Limites des Études Épidémiologiques
L’article du Lancet reconnaît les limites de ces études épidémiologiques : « Aucune association claire n’a été observée dans plusieurs des études de haute qualité [sur la viande fraîche] et il est difficile d’exclure des facteurs de confusion résiduels liés à d’autres risques liés à l’alimentation et au mode de vie. » L’article reconnaît également que « les preuves de la cancérogénicité de la consommation de viande rouge chez l’Homme sont limitées ».
Dans les deux cas, comme indiqué ci-dessus, la capacité des données épidémiologiques à établir des relations de cause à effet est considérée comme faible. En 2019, Santé publique France a publié les nouvelles recommandations nutritionnelles destinées à la population adulte française. Elles ont pour objectif d’aider les adultes à faire de meilleurs choix alimentaires et à adopter un mode de vie plus actif. Ces recommandations sont concordantes avec celles de l’INCa.
Alternatives et Précautions
Il est possible de remplacer la viande par d’autres sources de protéines tels que les œufs ou le poisson.
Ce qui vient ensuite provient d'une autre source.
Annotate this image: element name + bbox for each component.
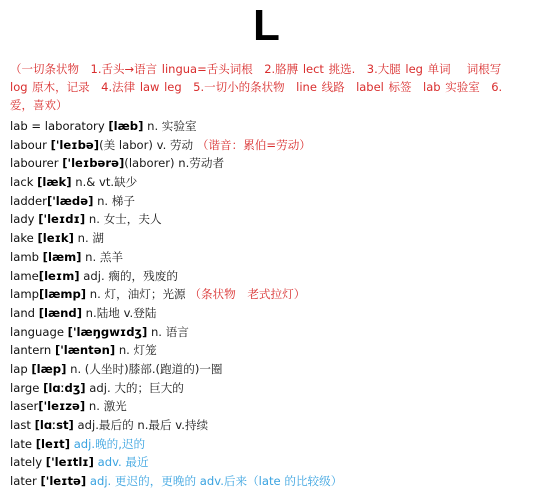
word-entry [10,267,526,286]
word-entry [10,304,526,323]
phonetic: [leɪm] [38,268,80,283]
section-letter: L [253,1,280,50]
phonetic: ['leɪdɪ] [38,212,86,227]
headword: lantern [10,343,55,358]
phonetic: [læp] [31,361,67,376]
word-entry [10,379,526,398]
definition: n. (人坐时)膝部.(跑道的)一圈 [66,361,223,376]
headword: late [10,436,36,451]
headword: lack [10,175,38,190]
definition: n. 湖 [73,231,104,246]
word-entry [10,285,526,304]
headword: lady [10,212,39,227]
definition: n. 实验室 [143,119,197,133]
phonetic: [lɑːdʒ] [43,380,86,395]
definition: adj. 瘸的，残废的 [79,268,178,283]
word-entry [10,472,526,491]
word-entry [10,229,526,248]
root-notes: （一切条状物 1.舌头→语言 lingua=舌头词根 2.胳膊 lect 挑选. 3.大腿 leg 单词 词根写 log 原木，记录 4.法律 law leg 5.一切小的条状物 line 线路 label 标签 lab 实验室 6.爱，喜欢） [10,62,503,112]
phonetic: [læk] [37,175,72,190]
definition: (美 labor) v. 劳动 [99,137,197,152]
word-entry [10,397,526,416]
headword: lap [10,361,32,376]
phonetic: ['leɪbə] [50,137,100,152]
definition: n. 灯笼 [115,343,157,358]
headword: language [10,324,68,339]
definition: n. 灯，油灯；光源 [86,287,190,302]
word-entry [10,360,526,379]
phonetic: ['læntən] [54,343,116,358]
phonetic: [lɑːst] [34,418,74,432]
phonetic: ['leɪbərə] [62,156,125,171]
headword: labourer [10,156,63,171]
headword: lamb [10,249,43,264]
headword: lake [10,231,38,246]
definition: n.& vt.缺少 [71,175,138,190]
mnemonic-note: （谐音：累伯=劳动） [196,137,311,152]
phonetic: ['leɪzə] [38,399,86,414]
headword: lately [10,455,46,470]
definition: n. 羔羊 [81,249,124,264]
phonetic: [læm] [42,249,82,264]
headword: ladder [10,193,47,208]
definition: n. 激光 [85,399,127,414]
headword: land [10,305,39,320]
headword: last [10,418,35,432]
definition: n. 梯子 [93,193,135,208]
word-entry [10,323,526,342]
phonetic: ['leɪtlɪ] [45,455,94,470]
headword: lame [10,268,39,283]
headword: large [10,380,44,395]
phonetic: ['lædə] [46,193,94,208]
word-list [10,117,526,491]
headword: labour [10,137,51,152]
phonetic: [leɪk] [37,231,74,246]
word-entry [10,192,526,211]
phonetic: ['leɪtə] [40,474,87,489]
definition: n. 语言 [147,324,189,339]
word-entry [10,173,526,192]
phonetic: [leɪt] [35,436,71,451]
colored-definition: adv. 最近 [97,455,149,470]
colored-definition: adj.晚的,迟的 [73,436,146,451]
phonetic: [læmp] [38,287,87,302]
definition: n.陆地 v.登陆 [82,305,157,320]
phonetic: [lænd] [38,305,82,320]
word-entry [10,154,526,173]
phonetic: [læb] [108,119,144,133]
mnemonic-note: （条状物 老式拉灯） [189,287,306,302]
headword: lamp [10,287,39,302]
headword: later [10,474,41,489]
headword: lab = laboratory [10,119,109,133]
word-entry [10,435,526,454]
word-entry [10,210,526,229]
definition: n. 女士，夫人 [85,212,162,227]
definition: adj.最后的 n.最后 v.持续 [73,418,209,432]
colored-definition: adj. 更迟的，更晚的 adv.后来（late 的比较级） [89,474,343,489]
word-entry [10,136,526,155]
word-entry [10,117,526,136]
definition: adj. 大的；巨大的 [85,380,184,395]
word-entry [10,248,526,267]
headword: laser [10,399,39,414]
phonetic: ['læŋgwɪdʒ] [67,324,148,339]
definition: (laborer) n.劳动者 [124,156,225,171]
word-entry [10,416,526,435]
word-entry [10,341,526,360]
word-entry [10,453,526,472]
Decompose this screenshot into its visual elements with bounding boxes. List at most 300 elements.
Il est toutefois nécessaire de prendre quelques précautions car les apports en fer et vitamine B12 ne seront pas couverts. De plus, il faut consommer plus de poissons, œufs ou légumineuses pour espérer assimiler la même quantité de protéines.
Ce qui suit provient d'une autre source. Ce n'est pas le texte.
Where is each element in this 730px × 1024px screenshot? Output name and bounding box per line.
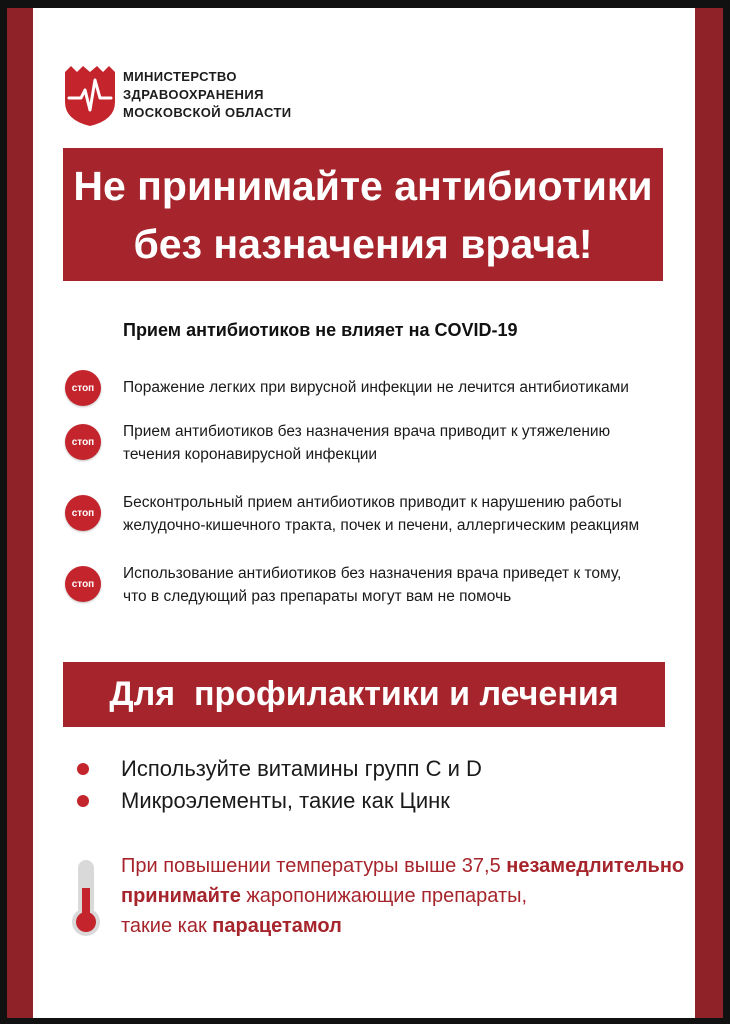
stop-item-line: что в следующий раз препараты могут вам не помочь: [123, 588, 512, 605]
stop-sign-icon: стоп: [65, 370, 101, 406]
list-item: [77, 753, 482, 785]
stop-item: [65, 491, 685, 537]
ministry-line: МИНИСТЕРСТВО: [123, 69, 237, 84]
advice-line: [121, 881, 684, 911]
prevention-banner: [63, 662, 665, 727]
list-item: [77, 785, 482, 817]
stop-sign-icon: стоп: [65, 495, 101, 531]
stop-item-text: [123, 562, 621, 608]
advice-text: такие как: [121, 915, 213, 937]
headline-line: без назначения врача!: [133, 220, 593, 267]
stop-item-line: Прием антибиотиков без назначения врача приводит к утяжелению: [123, 423, 611, 440]
left-border-stripe: [7, 8, 33, 1018]
thermometer-icon: [69, 858, 103, 938]
stop-item-text: [123, 420, 610, 466]
stop-sign-icon: стоп: [65, 566, 101, 602]
ministry-line: МОСКОВСКОЙ ОБЛАСТИ: [123, 105, 292, 120]
advice-line: [121, 911, 684, 941]
ministry-line: ЗДРАВООХРАНЕНИЯ: [123, 87, 264, 102]
stop-sign-icon: стоп: [65, 424, 101, 460]
prevention-title: Для профилактики и лечения: [109, 675, 619, 713]
prevention-list: [77, 753, 482, 817]
bullet-icon: [77, 763, 89, 775]
headline-line: Не принимайте антибиотики: [73, 162, 653, 209]
list-item-text: Используйте витамины групп С и D: [121, 756, 482, 781]
stop-item-line: течения коронавирусной инфекции: [123, 446, 378, 463]
shield-heartbeat-icon: [63, 62, 117, 128]
stop-item: [65, 370, 685, 406]
stop-item-line: Поражение легких при вирусной инфекции не лечится антибиотиками: [123, 379, 629, 396]
covid-subheading: Прием антибиотиков не влияет на COVID-19: [123, 320, 518, 340]
advice-emphasis: принимайте: [121, 885, 241, 907]
advice-text: жаропонижающие препараты,: [240, 885, 528, 907]
headline-banner: [63, 148, 663, 281]
stop-item-line: Бесконтрольный прием антибиотиков приводит к нарушению работы: [123, 494, 622, 511]
stop-item: [65, 420, 685, 466]
bullet-icon: [77, 795, 89, 807]
stop-item: [65, 562, 685, 608]
list-item-text: Микроэлементы, такие как Цинк: [121, 788, 450, 813]
advice-emphasis: парацетамол: [212, 915, 342, 937]
advice-line: [121, 851, 684, 881]
ministry-name: [123, 68, 292, 122]
stop-item-line: желудочно-кишечного тракта, почек и печени, аллергическим реакциям: [123, 517, 640, 534]
fever-advice: [121, 851, 684, 941]
right-border-stripe: [695, 8, 723, 1018]
stop-item-text: [123, 370, 629, 399]
stop-item-line: Использование антибиотиков без назначения врача приведет к тому,: [123, 565, 622, 582]
poster: [7, 8, 723, 1018]
stop-item-text: [123, 491, 639, 537]
advice-text: При повышении температуры выше 37,5: [121, 855, 507, 877]
advice-emphasis: незамедлительно: [506, 855, 685, 877]
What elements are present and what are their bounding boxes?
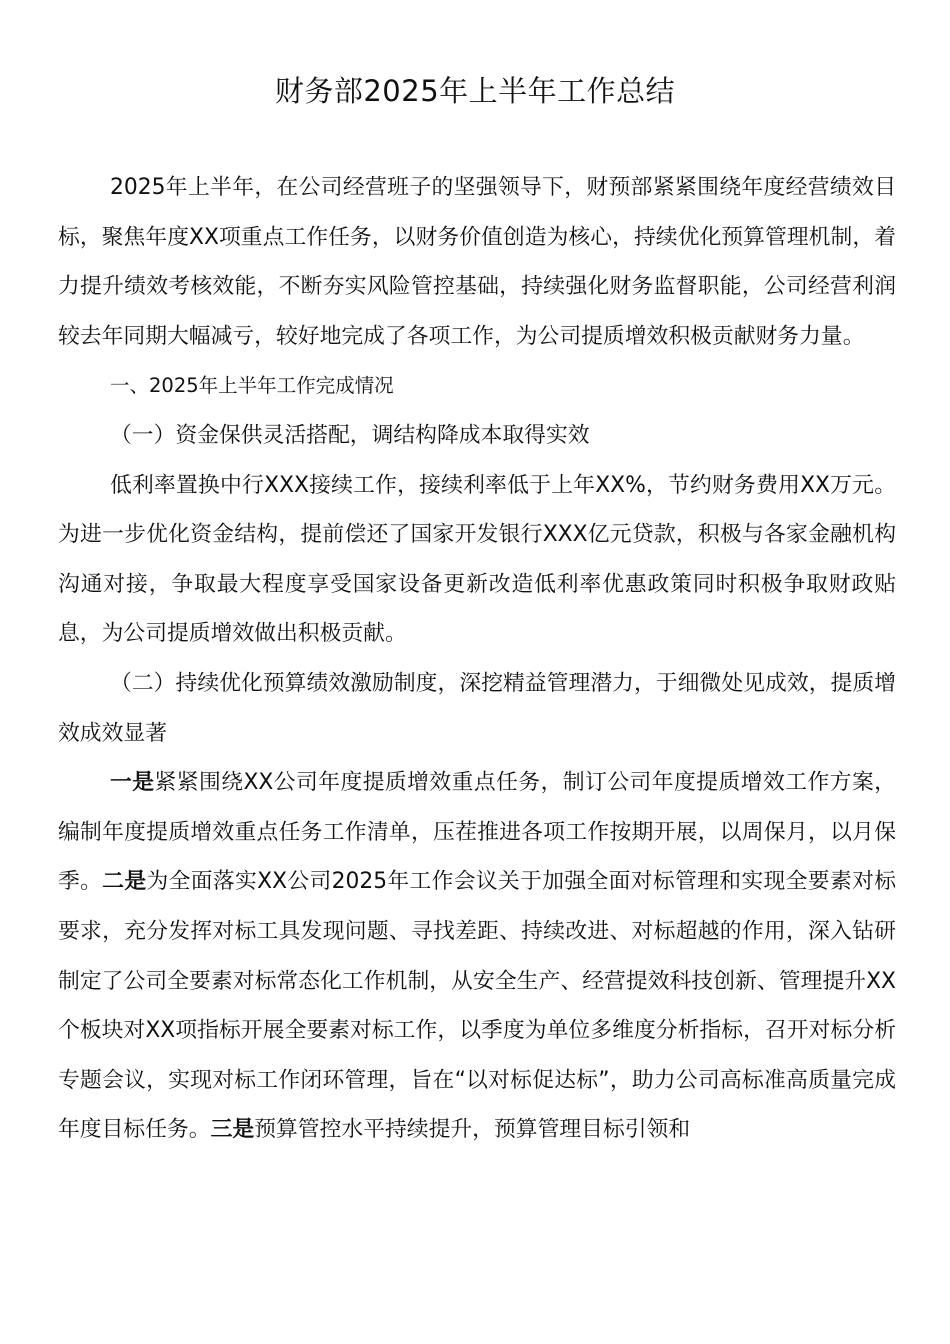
document-title: 财务部2025年上半年工作总结 [274, 74, 676, 108]
document-body [58, 163, 896, 1155]
section-heading: 一、2025年上半年工作完成情况 [110, 374, 394, 398]
subsection-paragraph: 低利率置换中行XXX接续工作，接续利率低于上年XX%，节约财务费用XX万元。为进一步优化资金结构，提前偿还了国家开发银行XXX亿元贷款，积极与各家金融机构沟通对接，争取最大程度享受国家设备更新改造低利率优惠政策同时积极争取财政贴息，为公司提质增效做出积极贡献。 [58, 472, 896, 647]
points-paragraph [58, 758, 896, 1155]
subsection-heading: （一）资金保供灵活搭配，调结构降成本取得实效 [110, 422, 590, 448]
subsection-heading: （二）持续优化预算绩效激励制度，深挖精益管理潜力，于细微处见成效，提质增效成效显著 [58, 670, 896, 746]
intro-paragraph: 2025年上半年，在公司经营班子的坚强领导下，财预部紧紧围绕年度经营绩效目标，聚焦年度XX项重点工作任务，以财务价值创造为核心，持续优化预算管理机制，着力提升绩效考核效能，不断夯实风险管控基础，持续强化财务监督职能，公司经营利润较去年同期大幅减亏，较好地完成了各项工作，为公司提质增效积极贡献财务力量。 [58, 175, 896, 349]
point-label: 二是 [102, 869, 147, 895]
point-text: 预算管控水平持续提升，预算管理目标引领和 [254, 1117, 691, 1143]
point-label: 三是 [210, 1117, 255, 1143]
point-label: 一是 [110, 770, 155, 796]
point-text: 紧紧围绕XX公司年度提质增效重点任务，制订公司年度提质增效工作方案，编制年度提质增效重点任务工作清单，压茬推进各项工作按期开展，以周保月，以月保季。 [58, 770, 896, 895]
point-text: 为全面落实XX公司2025年工作会议关于加强全面对标管理和实现全要素对标要求，充分发挥对标工具发现问题、寻找差距、持续改进、对标超越的作用，深入钻研制定了公司全要素对标常态化工作机制，从安全生产、经营提效科技创新、管理提升XX个板块对XX项指标开展全要素对标工作，以季度为单位多维度分析指标，召开对标分析专题会议，实现对标工作闭环管理，旨在“以对标促达标”，助力公司高标准高质量完成年度目标任务。 [58, 869, 896, 1143]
Ainsi, pour diminuer les risques de surconsommation et obéir à tous nos besoins, il est recommandé de varier et de diversifier les sources de protéines en alternant, viande, volaille, œufs, poisson, coquillages et crustacés. En cas de consommation excessive de charcuteries ou de viandes rouges, il est recommandé de réduire autant que possible la taille des portions et la fréquence de consommation, de privilégier la volaille et en alternant dans la semaine avec du poisson, des œufs et des légumes secs.
Consommation en France
En France, par rapport aux repères établis par Santé publique France, 32 % des 18-54 ans mangent trop de viandes rouges (plus de 500 g/semaine) et 63 % mangent trop de charcuteries (plus de 150 g/semaine). En 2014, la moyenne de consommation de viandes rouges chez les adultes de 18 à 79 ans vivant en France est de 47 g/jour soit 329 g par semaine. La consommation moyenne de charcuteries est de 27 g/jour soit 189 g par semaine, 239 g chez les hommes et 146 g chez les femmes.
Conclusion
En conclusion, il est important de consommer de la viande de manière raisonnable et de suivre les recommandations de santé publique. Il est également crucial de diversifier son alimentation et de privilégier d'autres sources de protéines. La recherche continue d'explorer les mécanismes impliqués dans le lien entre la consommation de viande et le risque de cancer, afin de mieux informer les populations et d'améliorer les stratégies de prévention.